The government deployed heavily-armed police commandos in the hill station region, which is popular with tourists, after rioters defied an overnight curfew and went on the rampage.

The curfew in the district was extended after the body of a Muslim man was pulled from the ashes of a burnt building, threatening to further raise communal tensions that have flared up across Sri Lanka in recent weeks.

The emergency declaration gives authorities sweeping powers to arrest and detain suspects for long periods, and allows the government to deploy forces where needed.

It is the first time in seven years Sri Lanka has resorted to such a measure. The island nation was under a state of emergency for nearly three decades as government forces battled Tamil rebels in a civil war that ended in 2009.

Hakeem said the riots were concentrated in Kandy -- home to famous tea plantations and Buddhist relics -- but the government wanted to send a strong message given outbreaks of communal violence elsewhere recently.
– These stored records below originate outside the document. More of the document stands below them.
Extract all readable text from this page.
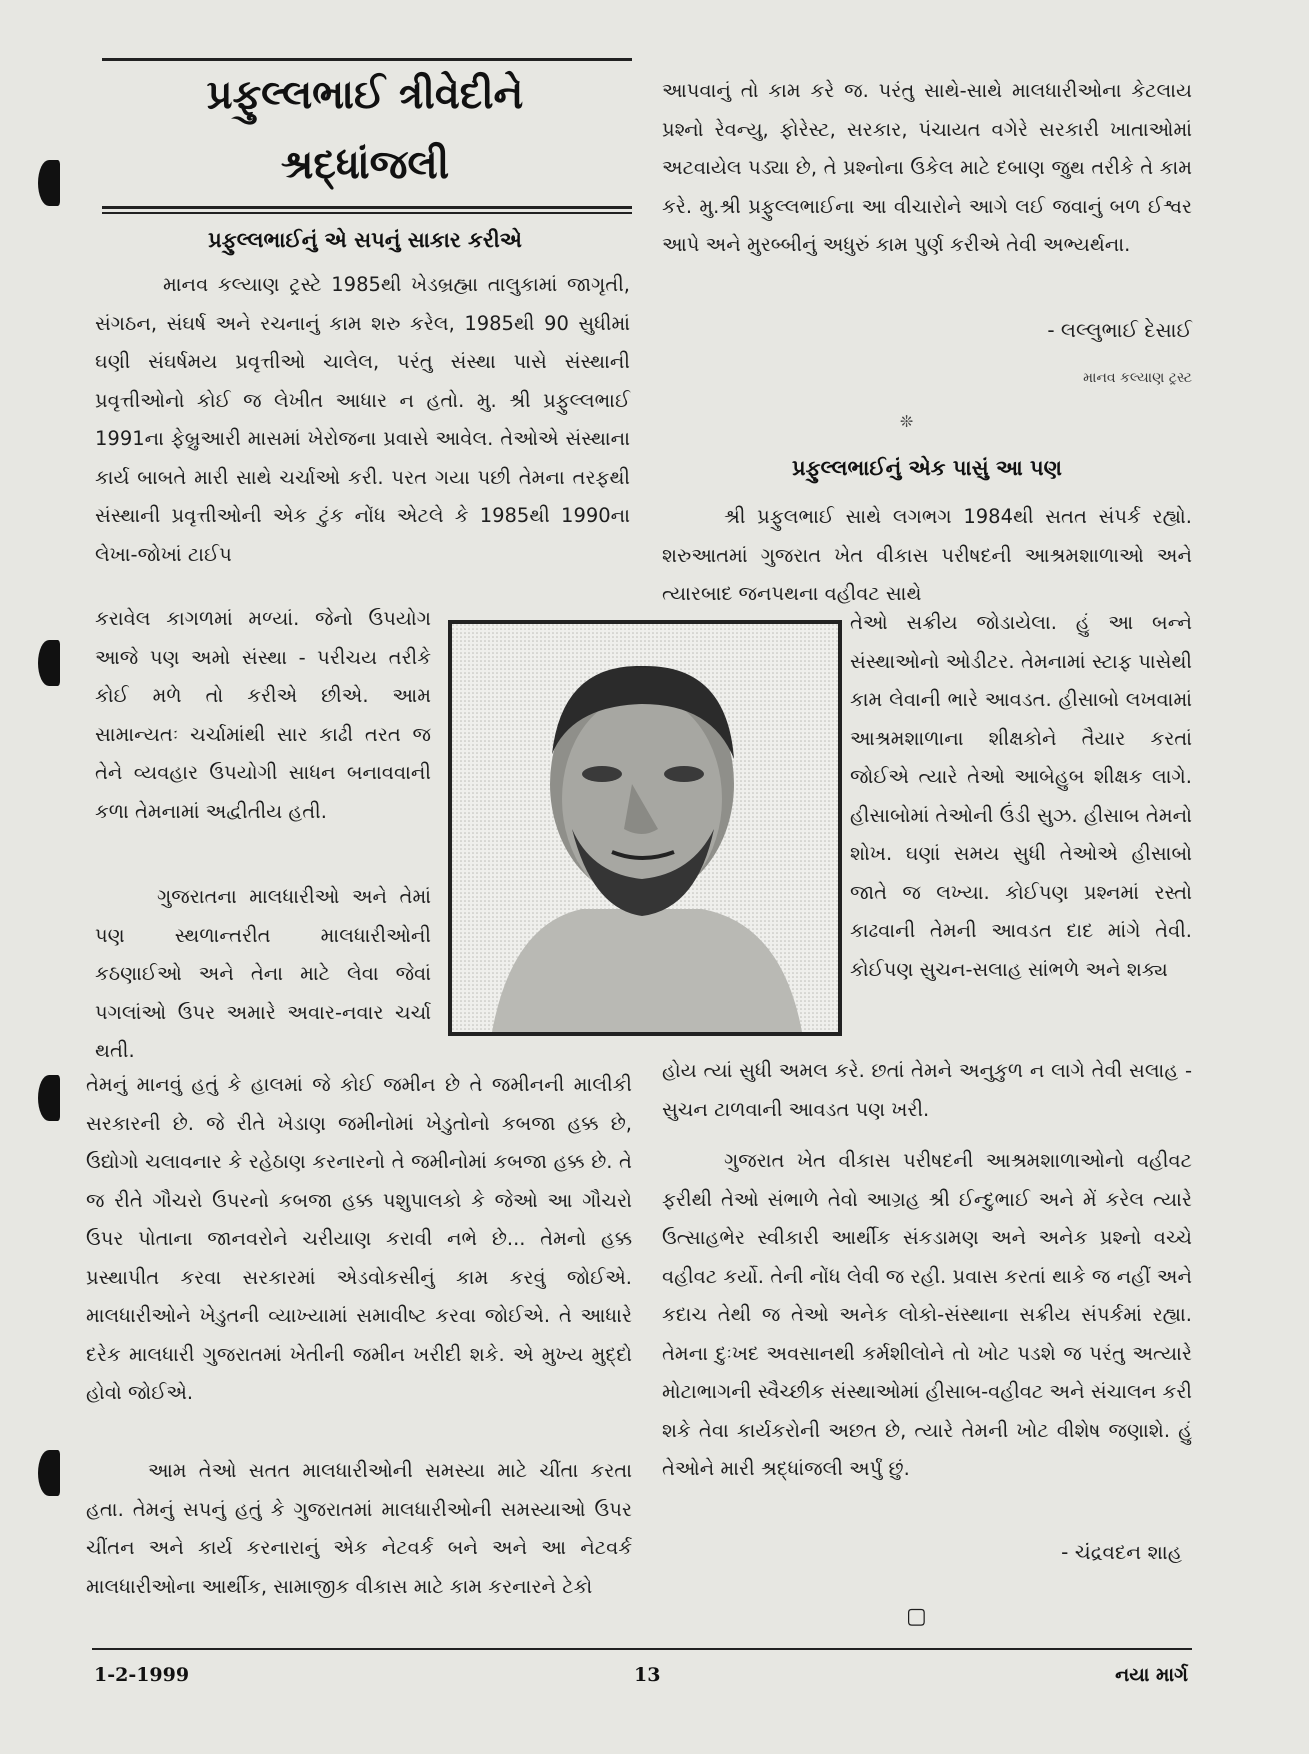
પ્રફુલ્લભાઈ ત્રીવેદીને
શ્રદ્ધાંજલી
પ્રફુલ્લભાઈનું એ સપનું સાકાર કરીએ

માનવ કલ્યાણ ટ્રસ્ટે 1985થી ખેડબ્રહ્મા તાલુકામાં જાગૃતી, સંગઠન, સંઘર્ષ અને રચનાનું કામ શરુ કરેલ, 1985થી 90 સુધીમાં ઘણી સંઘર્ષમય પ્રવૃત્તીઓ ચાલેલ, પરંતુ સંસ્થા પાસે સંસ્થાની પ્રવૃત્તીઓનો કોઈ જ લેખીત આધાર ન હતો. મુ. શ્રી પ્રફુલ્લભાઈ 1991ના ફેબ્રુઆરી માસમાં ખેરોજના પ્રવાસે આવેલ. તેઓએ સંસ્થાના કાર્ય બાબતે મારી સાથે ચર્ચાઓ કરી. પરત ગયા પછી તેમના તરફથી સંસ્થાની પ્રવૃત્તીઓની એક ટુંક નોંધ એટલે કે 1985થી 1990ના લેખા-જોખાં ટાઈપ

કરાવેલ કાગળમાં મળ્યાં. જેનો ઉપયોગ આજે પણ અમો સંસ્થા - પરીચય તરીકે કોઈ મળે તો કરીએ છીએ. આમ સામાન્યતઃ ચર્ચામાંથી સાર કાઢી તરત જ તેને વ્યવહાર ઉપયોગી સાધન બનાવવાની કળા તેમનામાં અદ્વીતીય હતી.

ગુજરાતના માલધારીઓ અને તેમાં પણ સ્થળાન્તરીત માલધારીઓની કઠણાઈઓ અને તેના માટે લેવા જેવાં પગલાંઓ ઉપર અમારે અવાર-નવાર ચર્ચા થતી.

તેમનું માનવું હતું કે હાલમાં જે કોઈ જમીન છે તે જમીનની માલીકી સરકારની છે. જે રીતે ખેડાણ જમીનોમાં ખેડુતોનો કબજા હક્ક છે, ઉદ્યોગો ચલાવનાર કે રહેઠાણ કરનારનો તે જમીનોમાં કબજા હક્ક છે. તે જ રીતે ગૌચરો ઉપરનો કબજા હક્ક પશુપાલકો કે જેઓ આ ગૌચરો ઉપર પોતાના જાનવરોને ચરીયાણ કરાવી નભે છે... તેમનો હક્ક પ્રસ્થાપીત કરવા સરકારમાં એડવોકસીનું કામ કરવું જોઈએ. માલધારીઓને ખેડુતની વ્યાખ્યામાં સમાવીષ્ટ કરવા જોઈએ. તે આધારે દરેક માલધારી ગુજરાતમાં ખેતીની જમીન ખરીદી શકે. એ મુખ્ય મુદ્દો હોવો જોઈએ.

આમ તેઓ સતત માલધારીઓની સમસ્યા માટે ચીંતા કરતા હતા. તેમનું સપનું હતું કે ગુજરાતમાં માલધારીઓની સમસ્યાઓ ઉપર ચીંતન અને કાર્ય કરનારાનું એક નેટવર્ક બને અને આ નેટવર્ક માલધારીઓના આર્થીક, સામાજીક વીકાસ માટે કામ કરનારને ટેકો

આપવાનું તો કામ કરે જ. પરંતુ સાથે-સાથે માલધારીઓના કેટલાય પ્રશ્નો રેવન્યુ, ફોરેસ્ટ, સરકાર, પંચાયત વગેરે સરકારી ખાતાઓમાં અટવાયેલ પડ્યા છે, તે પ્રશ્નોના ઉકેલ માટે દબાણ જુથ તરીકે તે કામ કરે. મુ.શ્રી પ્રફુલ્લભાઈના આ વીચારોને આગે લઈ જવાનું બળ ઈશ્વર આપે અને મુરબ્બીનું અધુરું કામ પુર્ણ કરીએ તેવી અભ્યર્થના.

- લલ્લુભાઈ દેસાઈ
માનવ કલ્યાણ ટ્રસ્ટ
❊
પ્રફુલ્લભાઈનું એક પાસું આ પણ

શ્રી પ્રફુલભાઈ સાથે લગભગ 1984થી સતત સંપર્ક રહ્યો. શરુઆતમાં ગુજરાત ખેત વીકાસ પરીષદની આશ્રમશાળાઓ અને ત્યારબાદ જનપથના વહીવટ સાથે

તેઓ સક્રીય જોડાયેલા. હું આ બન્ને સંસ્થાઓનો ઓડીટર. તેમનામાં સ્ટાફ પાસેથી કામ લેવાની ભારે આવડત. હીસાબો લખવામાં આશ્રમશાળાના શીક્ષકોને તૈયાર કરતાં જોઈએ ત્યારે તેઓ આબેહુબ શીક્ષક લાગે. હીસાબોમાં તેઓની ઉંડી સુઝ. હીસાબ તેમનો શોખ. ઘણાં સમય સુધી તેઓએ હીસાબો જાતે જ લખ્યા. કોઈપણ પ્રશ્નમાં રસ્તો કાઢવાની તેમની આવડત દાદ માંગે તેવી. કોઈપણ સુચન-સલાહ સાંભળે અને શક્ય

હોય ત્યાં સુધી અમલ કરે. છતાં તેમને અનુકુળ ન લાગે તેવી સલાહ - સુચન ટાળવાની આવડત પણ ખરી.

ગુજરાત ખેત વીકાસ પરીષદની આશ્રમશાળાઓનો વહીવટ ફરીથી તેઓ સંભાળે તેવો આગ્રહ શ્રી ઈન્દુભાઈ અને મેં કરેલ ત્યારે ઉત્સાહભેર સ્વીકારી આર્થીક સંકડામણ અને અનેક પ્રશ્નો વચ્ચે વહીવટ કર્યો. તેની નોંધ લેવી જ રહી. પ્રવાસ કરતાં થાકે જ નહીં અને કદાચ તેથી જ તેઓ અનેક લોકો-સંસ્થાના સક્રીય સંપર્કમાં રહ્યા. તેમના દુઃખદ અવસાનથી કર્મશીલોને તો ખોટ પડશે જ પરંતુ અત્યારે મોટાભાગની સ્વૈચ્છીક સંસ્થાઓમાં હીસાબ-વહીવટ અને સંચાલન કરી શકે તેવા કાર્યકરોની અછત છે, ત્યારે તેમની ખોટ વીશેષ જણાશે. હું તેઓને મારી શ્રદ્ધાંજલી અર્પું છું.

- ચંદ્રવદન શાહ
▢
1-2-1999	13	નયા માર્ગ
A police spokesman said earlier Tuesday hundreds of commandos from the police Special Task Force had been deployed to Kandy to restore order and enforce the curfew.

Muslim homes, business and mosques were badly damaged in riots Monday triggered by the death of a Sinhalese man at the hands of a mob last week.

The Sinhalese are a mainly Buddhist ethnic group making up nearly three-quarters of Sri Lanka's 21 million people. Muslims account for 10 percent of its population.

More than two dozen arrests have been made and an inquiry opened into police conduct in Kandy, just the latest region to be plagued by religious and ethnic conflict.

Mobs set fire to Muslim-owned businesses and attacked a mosque in the east of the country last week after a Muslim chef was accused of adding contraceptives to food sold to Sinhalese.

The government dismissed the allegation as baseless and ordered the arrest of those fomenting unrest in the area.

Last November riots in the south of the island left one man dead and homes and vehicles damaged.

In June 2014 riots between Buddhists and Muslims left four dead and many injured.

That violence was instigated by a Buddhist extremist group whose leaders are on trial accused of spurring religious conflict.